Hyper Light Drifter
Dodging off ledges
There are lots of pretty looking indie games around but, often, the beauty is superficial. Pretty pictures on top of what is barely a game.
Hyper Light Drifter is beautiful all the way down. Its gorgeous aesthetics are married with intelligent, inventive game design choices throughout. Each aspect of the game’s design speaks in unison with all others — this isn’t a jam session, it’s a symphony.
Speaking of music, the game’s soundtrack is, without hyperbole, perfect. I usually end up turning music off in games; even when I like it it begins to grate through repeition. The music in Hyper Light Drifter, like everything else in the game, just fits so perfectly — is so much a part of the environment — that I wouldn’t dream of disabling it.
Environment is very important, the world of Hyper Light Drifter feels like a place with history and culture. It’s mysterious, as an alien culture should be, and exposition is understated to say the least — nothing is spelled out, the only text I’ve encountered has been in the UI — it just exists, out there, for you to explore, unravel and decipher. The game communicates what it wants you to do through silent vignettes and a symbolic language; it shows you, it doesn’t tell. It’s up to you to work out the semiotics.
This attention to communication flows through the game — you’re never told too much, just enough that you can work it out if you choose to, but all the information is there. Locations and enemies are readable, you get a sense of what might be a hazard, how enemies might act, where a secret might be and so on from visual and kinetic clues. But you’re expected to do the work to piece it together, you are not led around by the hand.
Hyper Light Drifter wants you to explore, to get lost, hit dead ends and work out how to get past them. As with the best of RPGs I always have a task in mind, then get distracted by something intriguing over there. And then get distracted by something else and then struggle to recall what it was I was actually trying to accomplish an hour or so ago. I’ve not finished the game yet — I want to take my time and explore every single corner of this world.
Combat is the meat of the game and it’s frustrating and satisfying in that perfect mix. Fights are hectic and kinetic but — importantly — controlled, it’s when you lose that control — mis-timing a hit, messing up your chain-dodge, mis-reading an enemy, dodging over a ledge — that you will die. It’s very unforgiving, punishing even, but never unfair; if you fight well, you will win. Combat is about watching your enemies, learning how they move and when they hit and then dodging and hitting them accordingly. It’s challenging and rewarding in that way we all remember from older games, relying on skill and excellent controls, rather than protecting players from any failure as more modern games too often do — it’s hard to feel satisfaction when you can’t really lose.

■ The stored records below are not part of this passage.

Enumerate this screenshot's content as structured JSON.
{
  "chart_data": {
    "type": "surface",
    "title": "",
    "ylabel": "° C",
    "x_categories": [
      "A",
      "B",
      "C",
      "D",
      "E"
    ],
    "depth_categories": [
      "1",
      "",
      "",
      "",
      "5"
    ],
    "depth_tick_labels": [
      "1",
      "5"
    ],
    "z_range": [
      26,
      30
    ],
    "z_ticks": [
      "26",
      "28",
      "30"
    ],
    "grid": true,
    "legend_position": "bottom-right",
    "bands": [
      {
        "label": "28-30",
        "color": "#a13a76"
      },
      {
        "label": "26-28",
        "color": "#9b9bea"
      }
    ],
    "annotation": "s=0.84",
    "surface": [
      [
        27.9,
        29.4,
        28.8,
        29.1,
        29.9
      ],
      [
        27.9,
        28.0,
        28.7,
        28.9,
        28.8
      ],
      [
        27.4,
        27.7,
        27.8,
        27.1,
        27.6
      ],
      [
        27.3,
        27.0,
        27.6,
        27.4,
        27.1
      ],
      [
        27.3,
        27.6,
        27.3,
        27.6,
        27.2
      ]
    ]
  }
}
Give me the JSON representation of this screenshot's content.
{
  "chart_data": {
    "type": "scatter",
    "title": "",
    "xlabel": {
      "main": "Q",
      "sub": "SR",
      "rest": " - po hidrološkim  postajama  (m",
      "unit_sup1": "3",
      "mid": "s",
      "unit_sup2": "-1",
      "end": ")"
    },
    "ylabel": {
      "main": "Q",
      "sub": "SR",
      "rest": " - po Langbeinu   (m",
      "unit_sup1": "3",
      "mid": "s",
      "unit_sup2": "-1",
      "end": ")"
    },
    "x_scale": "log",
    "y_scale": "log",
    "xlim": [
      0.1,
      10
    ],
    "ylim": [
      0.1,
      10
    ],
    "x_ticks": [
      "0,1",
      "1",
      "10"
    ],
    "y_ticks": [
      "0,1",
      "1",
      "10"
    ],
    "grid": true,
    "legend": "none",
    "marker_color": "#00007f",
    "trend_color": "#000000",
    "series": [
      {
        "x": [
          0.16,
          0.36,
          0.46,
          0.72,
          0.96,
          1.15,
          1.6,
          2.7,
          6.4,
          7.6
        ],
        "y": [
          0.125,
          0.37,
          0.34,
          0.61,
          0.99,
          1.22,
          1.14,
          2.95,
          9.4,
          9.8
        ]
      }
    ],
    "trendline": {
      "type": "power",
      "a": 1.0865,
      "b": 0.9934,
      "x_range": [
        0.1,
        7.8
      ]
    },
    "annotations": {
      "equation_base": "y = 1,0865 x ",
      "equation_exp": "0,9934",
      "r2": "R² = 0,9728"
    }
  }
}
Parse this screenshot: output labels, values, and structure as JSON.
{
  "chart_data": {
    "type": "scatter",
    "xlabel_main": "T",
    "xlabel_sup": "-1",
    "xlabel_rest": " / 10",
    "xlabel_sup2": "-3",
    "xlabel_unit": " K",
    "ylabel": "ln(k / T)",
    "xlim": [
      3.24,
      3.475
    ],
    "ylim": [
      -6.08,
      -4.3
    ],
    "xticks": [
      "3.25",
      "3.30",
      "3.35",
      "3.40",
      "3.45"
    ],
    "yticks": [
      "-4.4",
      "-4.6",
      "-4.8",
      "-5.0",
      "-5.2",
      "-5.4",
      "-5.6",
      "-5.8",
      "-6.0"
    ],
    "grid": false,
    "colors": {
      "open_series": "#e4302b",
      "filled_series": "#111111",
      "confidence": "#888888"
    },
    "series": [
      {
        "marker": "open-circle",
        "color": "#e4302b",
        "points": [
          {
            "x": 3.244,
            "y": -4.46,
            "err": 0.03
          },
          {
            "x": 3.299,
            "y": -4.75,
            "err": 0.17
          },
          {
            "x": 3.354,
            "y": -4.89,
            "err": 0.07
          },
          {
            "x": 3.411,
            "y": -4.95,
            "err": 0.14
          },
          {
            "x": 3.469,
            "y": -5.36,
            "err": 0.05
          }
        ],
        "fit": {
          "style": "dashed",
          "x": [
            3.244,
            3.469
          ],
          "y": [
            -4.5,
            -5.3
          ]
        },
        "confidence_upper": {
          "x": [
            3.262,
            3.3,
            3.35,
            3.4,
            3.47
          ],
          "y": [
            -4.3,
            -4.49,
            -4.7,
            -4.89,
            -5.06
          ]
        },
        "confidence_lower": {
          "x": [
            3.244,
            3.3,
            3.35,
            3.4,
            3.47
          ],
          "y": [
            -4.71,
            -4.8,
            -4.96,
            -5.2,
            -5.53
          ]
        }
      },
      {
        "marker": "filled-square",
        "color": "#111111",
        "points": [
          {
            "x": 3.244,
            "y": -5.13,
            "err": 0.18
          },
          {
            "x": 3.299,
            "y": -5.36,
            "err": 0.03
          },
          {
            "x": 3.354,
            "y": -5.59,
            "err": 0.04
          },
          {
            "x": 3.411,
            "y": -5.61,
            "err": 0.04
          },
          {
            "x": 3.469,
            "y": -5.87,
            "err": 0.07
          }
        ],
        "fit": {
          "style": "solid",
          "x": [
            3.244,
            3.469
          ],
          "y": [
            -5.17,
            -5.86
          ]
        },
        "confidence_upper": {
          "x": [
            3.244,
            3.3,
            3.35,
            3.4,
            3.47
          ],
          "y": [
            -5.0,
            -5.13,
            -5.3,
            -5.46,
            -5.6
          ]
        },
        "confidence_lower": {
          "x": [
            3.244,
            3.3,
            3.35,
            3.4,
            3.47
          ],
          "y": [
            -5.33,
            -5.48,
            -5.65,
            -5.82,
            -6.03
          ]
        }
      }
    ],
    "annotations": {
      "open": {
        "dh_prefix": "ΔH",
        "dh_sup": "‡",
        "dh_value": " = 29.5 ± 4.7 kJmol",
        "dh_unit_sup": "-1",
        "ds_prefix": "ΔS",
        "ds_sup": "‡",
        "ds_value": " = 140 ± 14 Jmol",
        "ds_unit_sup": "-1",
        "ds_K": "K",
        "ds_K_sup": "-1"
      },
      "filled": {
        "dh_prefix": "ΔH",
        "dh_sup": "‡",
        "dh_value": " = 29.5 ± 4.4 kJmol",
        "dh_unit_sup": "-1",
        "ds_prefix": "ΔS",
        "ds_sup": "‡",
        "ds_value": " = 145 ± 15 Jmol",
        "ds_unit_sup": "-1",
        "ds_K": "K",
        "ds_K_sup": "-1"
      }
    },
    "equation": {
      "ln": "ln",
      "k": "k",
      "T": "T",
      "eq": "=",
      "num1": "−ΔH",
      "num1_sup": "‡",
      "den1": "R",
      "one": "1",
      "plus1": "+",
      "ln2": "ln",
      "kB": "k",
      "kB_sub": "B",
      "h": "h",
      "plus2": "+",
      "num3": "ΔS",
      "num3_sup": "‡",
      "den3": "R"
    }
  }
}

Your tools in combat are your sword and your dodge (and your wits). You also have a pistol which fills with bullets as you hit stuff and, later, grenades. These weapons can all be upgraded in various ways as you progress through the game — you can upgrade your dodge such that you can, with precision timing, chain dodges together, for example — but your tool set remains simple and elegant. You don’t get more powerful through upping the damage numbers on your weapons, you do so by learning to use them effectively.
I’m reluctant to talk too much about this game, it’s so much about the joy of exploration and learning the game’s languages and mechanics that too much description would only detract from the experience should you choose to play it.
This is a beautiful, thoughtful game which does not compromise the integrity of its design at any point, resulting in a sprawling but coherent world, begging to be explored and deciphered, and offering challenge and reward in that perfect mix at all levels. The only caveat to my otherwise unreserved recommendation is that the game is capped at 30fps, and I know that really bothers some people. I would’ve preferred it to run at 60 because why not but, due to its art style and animation, I honestly barely noticed.